Islam and Christianity cannot be reconciled. And they haven't been able to during the 1400 years that Islam has been in existence. I see the religion Islam as a threat to any society where it settles.

As a member of the Danish parliament I have eagerly contributed to integration work and I wish it all the best. But you shouldn't, trying to help integration, subject yourself to self-censorship and stop talking about real problems.
If islamization is allowed to go on unhindered in Denmark, there is definitely a risk that in a few years we are subjected to sharia. Of course there is.

In his original piece in Berlingske Tidende (mentioned above) Langballe explicitly referred to the book 1400-års krigen (The 1400 Year War), as well as referring to the book Mødom på mode (Fashionable Virginity) written by Danish author Kristina Aamand and her husband Asif Uddin.

1400-års krigen is written by the above-mentioned Lars Hedegaard along with Langballe's party fellow Mogens Camre. The summary of the book says (in English):

Lars Hedegaard and Mogens Camre analyze, for the first time in Danish, the Islamic war theory, strategy and tactics in its full extent. Militarily, theologically, historically, psychologically.

The book shows how badly prepared the West is for the new jihad, a jihad far more sophisticated than earlier Islamic conquest attempts. If the EU and the West do not soon awake, it will ultimately mean the end of freedom.

The authors also show that even though Islam is a skillful and determined opponent, we still have the opportunity for action if we want to avoid the destiny that has fallen upon all other non-Muslim populations having come under the iron heel of Islam.

As opposed to Lars Hedegaard og Mogens Camre, Kristina Aamand has denounced Jesper Langballe's use of her book.

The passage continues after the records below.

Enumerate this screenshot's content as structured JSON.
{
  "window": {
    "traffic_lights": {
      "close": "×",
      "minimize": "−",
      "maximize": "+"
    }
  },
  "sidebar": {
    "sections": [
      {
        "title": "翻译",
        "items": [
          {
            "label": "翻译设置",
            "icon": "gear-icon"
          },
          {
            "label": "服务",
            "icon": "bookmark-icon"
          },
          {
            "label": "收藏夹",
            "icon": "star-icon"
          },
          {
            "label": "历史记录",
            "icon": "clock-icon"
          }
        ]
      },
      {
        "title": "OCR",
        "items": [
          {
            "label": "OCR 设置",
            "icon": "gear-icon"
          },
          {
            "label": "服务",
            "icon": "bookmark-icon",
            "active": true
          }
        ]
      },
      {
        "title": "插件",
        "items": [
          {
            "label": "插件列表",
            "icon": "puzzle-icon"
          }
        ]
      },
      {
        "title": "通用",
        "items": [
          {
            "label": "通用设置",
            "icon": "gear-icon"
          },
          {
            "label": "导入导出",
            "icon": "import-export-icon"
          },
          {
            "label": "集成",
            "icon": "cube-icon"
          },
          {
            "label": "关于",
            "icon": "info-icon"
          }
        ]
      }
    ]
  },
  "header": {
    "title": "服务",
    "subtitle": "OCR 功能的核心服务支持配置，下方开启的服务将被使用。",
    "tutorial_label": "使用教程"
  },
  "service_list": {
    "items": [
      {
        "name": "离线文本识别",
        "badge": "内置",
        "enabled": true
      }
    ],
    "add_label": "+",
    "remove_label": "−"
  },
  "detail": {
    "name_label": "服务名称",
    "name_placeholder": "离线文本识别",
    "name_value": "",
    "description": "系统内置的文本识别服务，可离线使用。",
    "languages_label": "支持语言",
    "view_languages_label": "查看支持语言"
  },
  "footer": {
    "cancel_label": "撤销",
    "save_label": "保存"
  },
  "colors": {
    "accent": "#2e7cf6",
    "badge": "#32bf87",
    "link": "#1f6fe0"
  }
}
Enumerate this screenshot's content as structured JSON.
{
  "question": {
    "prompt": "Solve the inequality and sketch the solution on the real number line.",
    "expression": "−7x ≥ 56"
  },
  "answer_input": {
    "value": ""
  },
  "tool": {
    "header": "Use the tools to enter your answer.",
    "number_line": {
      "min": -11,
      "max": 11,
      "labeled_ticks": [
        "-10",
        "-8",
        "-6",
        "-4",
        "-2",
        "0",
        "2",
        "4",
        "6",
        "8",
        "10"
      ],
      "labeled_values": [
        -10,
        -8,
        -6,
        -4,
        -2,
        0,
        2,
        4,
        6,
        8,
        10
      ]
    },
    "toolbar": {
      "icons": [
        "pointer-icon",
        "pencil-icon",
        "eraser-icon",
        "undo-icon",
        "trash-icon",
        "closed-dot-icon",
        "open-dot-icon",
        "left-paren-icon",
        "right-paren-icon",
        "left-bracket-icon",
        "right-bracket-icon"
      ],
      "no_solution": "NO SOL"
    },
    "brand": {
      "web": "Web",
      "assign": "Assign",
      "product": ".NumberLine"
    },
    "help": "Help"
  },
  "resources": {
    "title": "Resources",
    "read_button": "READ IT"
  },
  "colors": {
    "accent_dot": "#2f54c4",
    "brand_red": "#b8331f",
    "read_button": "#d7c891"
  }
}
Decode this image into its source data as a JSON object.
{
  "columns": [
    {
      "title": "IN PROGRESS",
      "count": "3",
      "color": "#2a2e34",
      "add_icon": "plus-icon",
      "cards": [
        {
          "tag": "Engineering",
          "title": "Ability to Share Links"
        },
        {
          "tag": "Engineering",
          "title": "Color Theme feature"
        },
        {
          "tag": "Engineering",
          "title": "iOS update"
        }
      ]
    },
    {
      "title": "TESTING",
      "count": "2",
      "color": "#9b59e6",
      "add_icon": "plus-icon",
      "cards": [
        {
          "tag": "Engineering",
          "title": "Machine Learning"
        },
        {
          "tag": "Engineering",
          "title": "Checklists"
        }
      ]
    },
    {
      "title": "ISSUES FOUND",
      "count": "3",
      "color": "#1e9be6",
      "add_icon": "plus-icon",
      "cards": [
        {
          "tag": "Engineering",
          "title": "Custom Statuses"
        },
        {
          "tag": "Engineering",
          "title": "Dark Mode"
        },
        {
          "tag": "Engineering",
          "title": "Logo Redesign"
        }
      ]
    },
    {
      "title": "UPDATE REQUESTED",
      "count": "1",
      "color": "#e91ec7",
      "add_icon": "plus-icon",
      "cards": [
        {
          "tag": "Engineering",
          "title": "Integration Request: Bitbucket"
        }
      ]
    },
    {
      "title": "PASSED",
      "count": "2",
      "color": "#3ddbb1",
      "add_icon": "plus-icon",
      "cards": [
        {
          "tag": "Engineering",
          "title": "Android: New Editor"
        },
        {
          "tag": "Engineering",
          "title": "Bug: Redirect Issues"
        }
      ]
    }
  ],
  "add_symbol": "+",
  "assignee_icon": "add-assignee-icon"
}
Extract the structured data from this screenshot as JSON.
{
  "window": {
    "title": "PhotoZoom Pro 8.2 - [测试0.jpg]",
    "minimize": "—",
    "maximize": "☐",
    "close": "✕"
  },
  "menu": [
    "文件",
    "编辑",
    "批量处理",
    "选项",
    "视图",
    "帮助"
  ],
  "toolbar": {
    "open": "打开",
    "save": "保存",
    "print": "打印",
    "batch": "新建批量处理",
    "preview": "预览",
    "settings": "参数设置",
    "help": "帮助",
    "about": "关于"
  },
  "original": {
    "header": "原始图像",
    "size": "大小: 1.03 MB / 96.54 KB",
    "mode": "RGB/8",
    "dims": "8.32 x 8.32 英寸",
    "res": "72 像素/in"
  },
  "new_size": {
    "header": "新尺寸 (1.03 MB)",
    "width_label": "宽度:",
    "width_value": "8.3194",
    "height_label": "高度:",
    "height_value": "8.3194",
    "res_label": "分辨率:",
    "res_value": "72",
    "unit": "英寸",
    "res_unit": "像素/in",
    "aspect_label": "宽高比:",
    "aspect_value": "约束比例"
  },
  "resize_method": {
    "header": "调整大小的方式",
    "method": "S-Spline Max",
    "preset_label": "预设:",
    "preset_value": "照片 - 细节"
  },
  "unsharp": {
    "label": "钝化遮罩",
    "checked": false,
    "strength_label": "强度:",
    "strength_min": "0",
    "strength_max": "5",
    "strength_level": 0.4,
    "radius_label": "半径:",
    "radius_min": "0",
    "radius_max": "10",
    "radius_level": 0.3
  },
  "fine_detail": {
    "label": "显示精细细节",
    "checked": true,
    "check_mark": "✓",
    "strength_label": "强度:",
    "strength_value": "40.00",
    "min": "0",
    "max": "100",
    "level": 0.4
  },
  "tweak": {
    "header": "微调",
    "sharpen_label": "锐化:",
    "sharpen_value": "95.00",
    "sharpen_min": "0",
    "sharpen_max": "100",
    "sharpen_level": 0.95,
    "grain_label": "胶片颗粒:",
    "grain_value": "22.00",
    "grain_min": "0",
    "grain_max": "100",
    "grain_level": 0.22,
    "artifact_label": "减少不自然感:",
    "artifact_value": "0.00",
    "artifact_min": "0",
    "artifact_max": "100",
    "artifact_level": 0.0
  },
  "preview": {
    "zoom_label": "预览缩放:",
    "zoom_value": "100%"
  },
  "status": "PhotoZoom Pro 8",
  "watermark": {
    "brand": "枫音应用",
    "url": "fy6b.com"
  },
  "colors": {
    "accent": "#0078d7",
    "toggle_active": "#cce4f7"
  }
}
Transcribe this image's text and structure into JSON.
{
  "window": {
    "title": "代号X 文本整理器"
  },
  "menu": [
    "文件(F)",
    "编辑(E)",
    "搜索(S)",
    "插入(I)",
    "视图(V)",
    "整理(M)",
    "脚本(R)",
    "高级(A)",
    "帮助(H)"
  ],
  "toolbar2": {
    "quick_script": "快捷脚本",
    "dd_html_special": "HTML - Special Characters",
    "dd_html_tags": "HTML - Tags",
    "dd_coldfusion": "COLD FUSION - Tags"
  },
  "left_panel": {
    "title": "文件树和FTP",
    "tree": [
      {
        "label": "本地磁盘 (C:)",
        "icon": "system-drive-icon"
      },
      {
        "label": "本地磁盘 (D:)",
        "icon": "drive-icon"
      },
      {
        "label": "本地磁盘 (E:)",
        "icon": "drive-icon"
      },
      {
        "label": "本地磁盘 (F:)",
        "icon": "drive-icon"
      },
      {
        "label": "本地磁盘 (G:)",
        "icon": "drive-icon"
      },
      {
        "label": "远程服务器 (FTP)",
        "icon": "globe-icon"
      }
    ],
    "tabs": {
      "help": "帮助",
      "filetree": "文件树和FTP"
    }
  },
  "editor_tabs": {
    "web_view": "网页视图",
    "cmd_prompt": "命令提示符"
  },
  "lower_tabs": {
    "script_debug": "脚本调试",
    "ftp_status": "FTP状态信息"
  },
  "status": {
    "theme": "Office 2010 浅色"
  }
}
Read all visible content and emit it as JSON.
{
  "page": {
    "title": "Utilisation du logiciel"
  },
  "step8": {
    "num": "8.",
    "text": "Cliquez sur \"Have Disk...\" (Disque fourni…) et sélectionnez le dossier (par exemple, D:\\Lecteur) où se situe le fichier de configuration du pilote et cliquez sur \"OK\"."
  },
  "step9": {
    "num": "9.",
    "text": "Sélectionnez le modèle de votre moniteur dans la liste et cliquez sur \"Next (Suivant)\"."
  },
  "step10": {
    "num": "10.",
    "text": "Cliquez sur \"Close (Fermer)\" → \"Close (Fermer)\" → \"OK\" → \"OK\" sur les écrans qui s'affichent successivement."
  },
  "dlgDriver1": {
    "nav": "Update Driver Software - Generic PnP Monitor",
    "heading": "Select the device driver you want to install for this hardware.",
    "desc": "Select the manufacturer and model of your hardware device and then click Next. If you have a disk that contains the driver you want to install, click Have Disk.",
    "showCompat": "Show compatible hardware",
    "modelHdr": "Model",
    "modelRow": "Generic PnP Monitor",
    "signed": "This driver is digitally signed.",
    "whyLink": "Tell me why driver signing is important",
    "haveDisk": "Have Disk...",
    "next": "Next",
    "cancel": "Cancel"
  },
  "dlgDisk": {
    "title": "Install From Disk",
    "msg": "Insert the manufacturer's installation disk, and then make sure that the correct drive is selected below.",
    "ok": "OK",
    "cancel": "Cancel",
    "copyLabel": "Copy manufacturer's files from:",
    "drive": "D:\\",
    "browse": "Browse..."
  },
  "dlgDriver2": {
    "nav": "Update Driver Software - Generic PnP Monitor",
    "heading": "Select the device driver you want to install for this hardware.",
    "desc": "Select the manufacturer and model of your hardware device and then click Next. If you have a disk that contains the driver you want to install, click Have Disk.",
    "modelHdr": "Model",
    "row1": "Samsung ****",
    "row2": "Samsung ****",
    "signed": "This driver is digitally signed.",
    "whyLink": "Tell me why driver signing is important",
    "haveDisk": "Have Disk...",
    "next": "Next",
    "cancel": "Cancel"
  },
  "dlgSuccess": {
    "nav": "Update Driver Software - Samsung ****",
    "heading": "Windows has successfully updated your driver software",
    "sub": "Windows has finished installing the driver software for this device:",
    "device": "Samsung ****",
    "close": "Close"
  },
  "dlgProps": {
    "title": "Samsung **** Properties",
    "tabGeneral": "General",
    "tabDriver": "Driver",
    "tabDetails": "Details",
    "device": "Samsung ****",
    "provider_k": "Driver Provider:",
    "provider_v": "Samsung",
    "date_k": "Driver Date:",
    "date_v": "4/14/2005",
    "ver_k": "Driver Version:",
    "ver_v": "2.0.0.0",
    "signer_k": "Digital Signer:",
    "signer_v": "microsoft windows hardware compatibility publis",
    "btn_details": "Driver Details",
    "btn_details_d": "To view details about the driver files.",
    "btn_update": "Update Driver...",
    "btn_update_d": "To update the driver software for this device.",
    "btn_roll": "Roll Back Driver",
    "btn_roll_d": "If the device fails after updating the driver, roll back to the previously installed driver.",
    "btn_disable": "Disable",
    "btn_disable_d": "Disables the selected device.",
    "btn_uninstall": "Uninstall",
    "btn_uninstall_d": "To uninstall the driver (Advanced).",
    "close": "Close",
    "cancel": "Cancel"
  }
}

==Selected works (in Danish)==
- Contribution to the anthology Modstand og frihed (Resistance and Freedom), 1983.
- Contribution to the anthology Og give dig fred. Om Kristendom og fredsbevægelser (And grant you peace. About Christianity and Peace movements), 1984.
- Niels Blicher - en 1700-tals præst (Niels Blicher - an 18th-century priest), 2000
- Anlangendes et menneske: Blichers forfatterskab - selvopgør og tidsopgør (Regarding a Man: Blicher's Authorship - battling himself and battling the times), 2004.